I know they've got a large product catalogue to share but why make it hard for me? Where's the search box I ask you! I actually had to think to find what I suspect is the most useful thing on their site.
Why make the user think? Make the search box BIG bright and bold so I don't need to think about where to find what I'm after.
New Google Feature
Sunday, December 28, 2008 5:59:09 PM (GMT Standard Time, UTC+00:00)
I've been sitting on this for a few weeks now -mainly due to my own laziness but I thought I'd finally pad it out a little. It would appear that Google have release a new method of ranking your own results for certain terms:

Once you've promoted a page you'll notice a little green arrow to the right of the title link and the results will come back in this order every time you search on that term while you're logged in.

At the moment I think it's just stored against your profile but I would imagine at some point in the future they'll start monitoring what everyone else is promoting and adjusting their results accordingly.
What I'm interested to know about is how it affects SEO, I can't imagine they'll add too much preference to the promotions otherwise we could be in for another Google Bomb situation where your competitors promote or demote your site.
Custom Visual Studio Build Events
Monday, December 15, 2008 6:21:37 PM (GMT Standard Time, UTC+00:00)
I thought I'd share some festive "fun" today. For quite some time now I've hooked into the build events within Visual Studio but I think this is just taking it too far...

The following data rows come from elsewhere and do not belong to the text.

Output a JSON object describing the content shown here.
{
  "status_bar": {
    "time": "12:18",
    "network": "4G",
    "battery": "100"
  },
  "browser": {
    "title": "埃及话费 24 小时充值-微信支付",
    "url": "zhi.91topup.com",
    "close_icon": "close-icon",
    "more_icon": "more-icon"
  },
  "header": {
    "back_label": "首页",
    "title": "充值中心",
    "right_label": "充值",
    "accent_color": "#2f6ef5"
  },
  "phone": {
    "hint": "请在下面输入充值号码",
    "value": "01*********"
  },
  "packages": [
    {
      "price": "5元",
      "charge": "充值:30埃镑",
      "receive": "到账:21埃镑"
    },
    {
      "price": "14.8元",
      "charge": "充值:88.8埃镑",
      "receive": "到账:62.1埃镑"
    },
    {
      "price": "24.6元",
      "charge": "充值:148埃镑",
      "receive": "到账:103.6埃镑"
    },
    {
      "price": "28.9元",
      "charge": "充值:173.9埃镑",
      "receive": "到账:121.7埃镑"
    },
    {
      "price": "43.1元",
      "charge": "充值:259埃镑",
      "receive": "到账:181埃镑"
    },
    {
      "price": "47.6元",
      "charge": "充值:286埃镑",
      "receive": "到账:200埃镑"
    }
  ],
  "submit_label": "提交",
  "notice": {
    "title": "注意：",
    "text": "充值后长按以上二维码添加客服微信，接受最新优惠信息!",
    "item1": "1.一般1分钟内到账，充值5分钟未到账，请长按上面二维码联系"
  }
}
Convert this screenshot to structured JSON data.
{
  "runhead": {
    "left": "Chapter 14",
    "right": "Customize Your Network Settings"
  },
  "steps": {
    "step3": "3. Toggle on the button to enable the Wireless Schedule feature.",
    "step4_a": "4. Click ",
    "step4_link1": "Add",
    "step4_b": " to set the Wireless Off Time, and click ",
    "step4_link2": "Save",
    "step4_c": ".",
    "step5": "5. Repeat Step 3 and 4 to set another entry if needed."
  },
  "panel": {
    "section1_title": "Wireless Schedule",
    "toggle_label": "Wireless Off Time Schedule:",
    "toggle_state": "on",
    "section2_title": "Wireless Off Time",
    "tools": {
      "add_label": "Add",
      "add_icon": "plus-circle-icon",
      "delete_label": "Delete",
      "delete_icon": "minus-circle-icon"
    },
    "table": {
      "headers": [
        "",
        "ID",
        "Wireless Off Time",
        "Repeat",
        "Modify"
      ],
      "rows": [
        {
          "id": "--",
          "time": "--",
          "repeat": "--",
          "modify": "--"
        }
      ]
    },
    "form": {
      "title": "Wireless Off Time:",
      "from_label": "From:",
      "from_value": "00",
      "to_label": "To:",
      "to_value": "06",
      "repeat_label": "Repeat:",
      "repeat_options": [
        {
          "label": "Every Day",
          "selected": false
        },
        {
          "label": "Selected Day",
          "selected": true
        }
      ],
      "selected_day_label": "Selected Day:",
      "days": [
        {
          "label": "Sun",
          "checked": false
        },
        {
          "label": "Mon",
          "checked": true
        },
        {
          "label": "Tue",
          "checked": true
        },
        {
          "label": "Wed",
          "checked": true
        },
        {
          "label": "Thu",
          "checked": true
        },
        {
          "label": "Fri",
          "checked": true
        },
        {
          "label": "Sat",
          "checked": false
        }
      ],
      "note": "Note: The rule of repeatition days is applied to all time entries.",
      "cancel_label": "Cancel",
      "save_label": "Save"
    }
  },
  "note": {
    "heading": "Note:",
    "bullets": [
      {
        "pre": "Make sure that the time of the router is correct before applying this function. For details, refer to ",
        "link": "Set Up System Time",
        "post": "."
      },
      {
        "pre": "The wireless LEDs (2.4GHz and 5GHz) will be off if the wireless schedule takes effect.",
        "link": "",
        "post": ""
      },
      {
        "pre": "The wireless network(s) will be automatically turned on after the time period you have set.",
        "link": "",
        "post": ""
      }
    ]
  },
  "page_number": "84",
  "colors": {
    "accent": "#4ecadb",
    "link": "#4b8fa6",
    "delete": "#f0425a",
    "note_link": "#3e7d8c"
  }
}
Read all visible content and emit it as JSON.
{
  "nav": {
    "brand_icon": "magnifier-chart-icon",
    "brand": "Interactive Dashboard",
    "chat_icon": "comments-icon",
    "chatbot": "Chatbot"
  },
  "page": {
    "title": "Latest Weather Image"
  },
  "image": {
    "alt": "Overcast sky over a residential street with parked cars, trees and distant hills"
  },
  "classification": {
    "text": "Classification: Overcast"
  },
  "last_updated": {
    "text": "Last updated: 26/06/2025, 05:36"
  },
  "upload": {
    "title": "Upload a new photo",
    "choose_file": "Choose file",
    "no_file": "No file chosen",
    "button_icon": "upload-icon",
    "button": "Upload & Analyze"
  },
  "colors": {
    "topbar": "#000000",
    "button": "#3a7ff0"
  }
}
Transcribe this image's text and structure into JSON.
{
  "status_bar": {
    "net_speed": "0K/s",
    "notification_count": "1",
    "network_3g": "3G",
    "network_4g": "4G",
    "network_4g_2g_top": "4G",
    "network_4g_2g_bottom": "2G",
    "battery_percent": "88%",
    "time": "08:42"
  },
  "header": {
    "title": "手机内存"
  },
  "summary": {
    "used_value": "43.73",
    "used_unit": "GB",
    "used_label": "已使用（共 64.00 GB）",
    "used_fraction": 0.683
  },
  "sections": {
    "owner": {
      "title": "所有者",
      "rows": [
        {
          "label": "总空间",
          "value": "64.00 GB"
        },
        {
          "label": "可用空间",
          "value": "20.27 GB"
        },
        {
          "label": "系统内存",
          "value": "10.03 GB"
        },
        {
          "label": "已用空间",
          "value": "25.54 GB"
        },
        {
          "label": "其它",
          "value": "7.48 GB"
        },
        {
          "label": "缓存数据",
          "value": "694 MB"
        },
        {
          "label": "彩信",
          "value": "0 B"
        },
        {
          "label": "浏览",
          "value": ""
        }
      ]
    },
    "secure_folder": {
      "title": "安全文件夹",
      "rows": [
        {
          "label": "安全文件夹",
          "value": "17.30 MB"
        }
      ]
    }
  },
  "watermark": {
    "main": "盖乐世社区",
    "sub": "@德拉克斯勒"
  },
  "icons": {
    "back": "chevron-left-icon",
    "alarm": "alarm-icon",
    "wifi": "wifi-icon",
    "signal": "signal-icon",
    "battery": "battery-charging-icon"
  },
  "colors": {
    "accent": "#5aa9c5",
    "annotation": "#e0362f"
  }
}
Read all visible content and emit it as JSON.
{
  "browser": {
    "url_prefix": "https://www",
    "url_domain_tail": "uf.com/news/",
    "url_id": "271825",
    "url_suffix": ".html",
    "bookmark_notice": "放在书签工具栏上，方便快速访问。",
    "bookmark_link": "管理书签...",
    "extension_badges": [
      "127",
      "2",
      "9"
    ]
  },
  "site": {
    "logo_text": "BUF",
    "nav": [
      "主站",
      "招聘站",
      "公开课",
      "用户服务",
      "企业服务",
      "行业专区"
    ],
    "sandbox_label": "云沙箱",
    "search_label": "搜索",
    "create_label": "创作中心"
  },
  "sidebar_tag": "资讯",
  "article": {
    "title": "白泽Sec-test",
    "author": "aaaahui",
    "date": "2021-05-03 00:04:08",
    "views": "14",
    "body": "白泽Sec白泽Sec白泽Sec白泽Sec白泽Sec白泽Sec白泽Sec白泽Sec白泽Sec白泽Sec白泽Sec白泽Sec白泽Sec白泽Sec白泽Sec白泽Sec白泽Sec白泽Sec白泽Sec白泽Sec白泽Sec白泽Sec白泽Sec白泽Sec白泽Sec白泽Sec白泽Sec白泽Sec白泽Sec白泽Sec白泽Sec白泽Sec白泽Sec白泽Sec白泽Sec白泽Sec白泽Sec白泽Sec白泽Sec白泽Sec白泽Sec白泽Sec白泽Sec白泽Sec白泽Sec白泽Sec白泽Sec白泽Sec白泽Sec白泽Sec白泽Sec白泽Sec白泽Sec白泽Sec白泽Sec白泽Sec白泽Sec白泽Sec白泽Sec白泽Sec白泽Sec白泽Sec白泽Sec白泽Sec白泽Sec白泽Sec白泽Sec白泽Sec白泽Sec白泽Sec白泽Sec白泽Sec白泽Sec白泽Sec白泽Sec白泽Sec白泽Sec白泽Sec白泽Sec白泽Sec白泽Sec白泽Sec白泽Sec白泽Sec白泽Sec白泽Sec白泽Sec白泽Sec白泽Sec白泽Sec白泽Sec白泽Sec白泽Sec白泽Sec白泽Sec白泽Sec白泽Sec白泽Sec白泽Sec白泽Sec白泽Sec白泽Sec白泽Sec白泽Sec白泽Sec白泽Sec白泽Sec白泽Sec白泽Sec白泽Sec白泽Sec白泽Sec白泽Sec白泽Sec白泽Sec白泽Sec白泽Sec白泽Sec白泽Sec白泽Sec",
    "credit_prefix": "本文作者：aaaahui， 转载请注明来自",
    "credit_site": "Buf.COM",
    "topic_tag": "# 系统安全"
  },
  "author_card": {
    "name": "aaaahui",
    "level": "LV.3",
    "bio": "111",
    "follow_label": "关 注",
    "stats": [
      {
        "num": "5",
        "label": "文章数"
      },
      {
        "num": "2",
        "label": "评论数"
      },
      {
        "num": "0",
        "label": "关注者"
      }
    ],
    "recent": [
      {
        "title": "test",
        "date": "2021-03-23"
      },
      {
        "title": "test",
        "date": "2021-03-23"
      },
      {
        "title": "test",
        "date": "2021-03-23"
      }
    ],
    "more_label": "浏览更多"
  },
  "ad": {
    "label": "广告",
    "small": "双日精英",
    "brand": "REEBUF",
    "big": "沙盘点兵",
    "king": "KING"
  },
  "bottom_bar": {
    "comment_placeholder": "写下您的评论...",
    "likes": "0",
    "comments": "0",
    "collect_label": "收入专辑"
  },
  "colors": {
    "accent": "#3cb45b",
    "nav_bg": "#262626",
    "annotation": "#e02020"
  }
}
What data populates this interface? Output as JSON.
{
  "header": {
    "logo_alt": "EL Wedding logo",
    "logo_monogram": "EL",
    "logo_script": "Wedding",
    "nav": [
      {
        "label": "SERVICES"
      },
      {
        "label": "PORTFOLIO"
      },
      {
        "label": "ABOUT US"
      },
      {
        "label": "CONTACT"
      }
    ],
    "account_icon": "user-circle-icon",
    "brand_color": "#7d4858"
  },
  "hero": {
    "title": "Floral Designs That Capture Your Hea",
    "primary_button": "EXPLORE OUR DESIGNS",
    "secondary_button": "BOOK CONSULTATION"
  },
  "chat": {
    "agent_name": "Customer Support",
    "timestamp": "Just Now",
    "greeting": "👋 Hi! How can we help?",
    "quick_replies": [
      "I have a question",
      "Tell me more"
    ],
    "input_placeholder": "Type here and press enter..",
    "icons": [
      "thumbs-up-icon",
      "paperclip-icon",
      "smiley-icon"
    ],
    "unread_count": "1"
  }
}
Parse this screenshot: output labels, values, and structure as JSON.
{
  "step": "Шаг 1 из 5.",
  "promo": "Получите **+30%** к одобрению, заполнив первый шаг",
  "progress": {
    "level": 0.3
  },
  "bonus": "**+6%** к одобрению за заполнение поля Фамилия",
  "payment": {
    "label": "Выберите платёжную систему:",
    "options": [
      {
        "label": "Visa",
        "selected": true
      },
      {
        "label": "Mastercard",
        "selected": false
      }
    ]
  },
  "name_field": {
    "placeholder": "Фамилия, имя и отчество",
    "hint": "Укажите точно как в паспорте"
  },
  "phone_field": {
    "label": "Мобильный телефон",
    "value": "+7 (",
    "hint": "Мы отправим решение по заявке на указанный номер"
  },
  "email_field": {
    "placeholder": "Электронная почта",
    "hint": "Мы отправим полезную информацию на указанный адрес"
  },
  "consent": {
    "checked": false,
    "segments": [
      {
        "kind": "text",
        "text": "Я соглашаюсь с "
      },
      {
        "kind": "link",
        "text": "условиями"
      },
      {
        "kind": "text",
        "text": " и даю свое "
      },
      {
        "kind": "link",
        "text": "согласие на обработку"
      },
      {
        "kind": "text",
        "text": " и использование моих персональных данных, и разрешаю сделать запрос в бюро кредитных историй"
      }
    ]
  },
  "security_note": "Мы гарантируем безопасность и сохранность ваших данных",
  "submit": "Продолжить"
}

Basically the script now increments the version number of the DLL (if relevant) automatically, times the time for the build and adds it to a total build time to date (stored in an external txt file) and finally prints out whether the build was a success or not -basically some of our projects are taking a while to build and I wanted something that was "clearer" ;)
I'm thinking about adding Christmas trees next, anyone know how to do them in ASCII?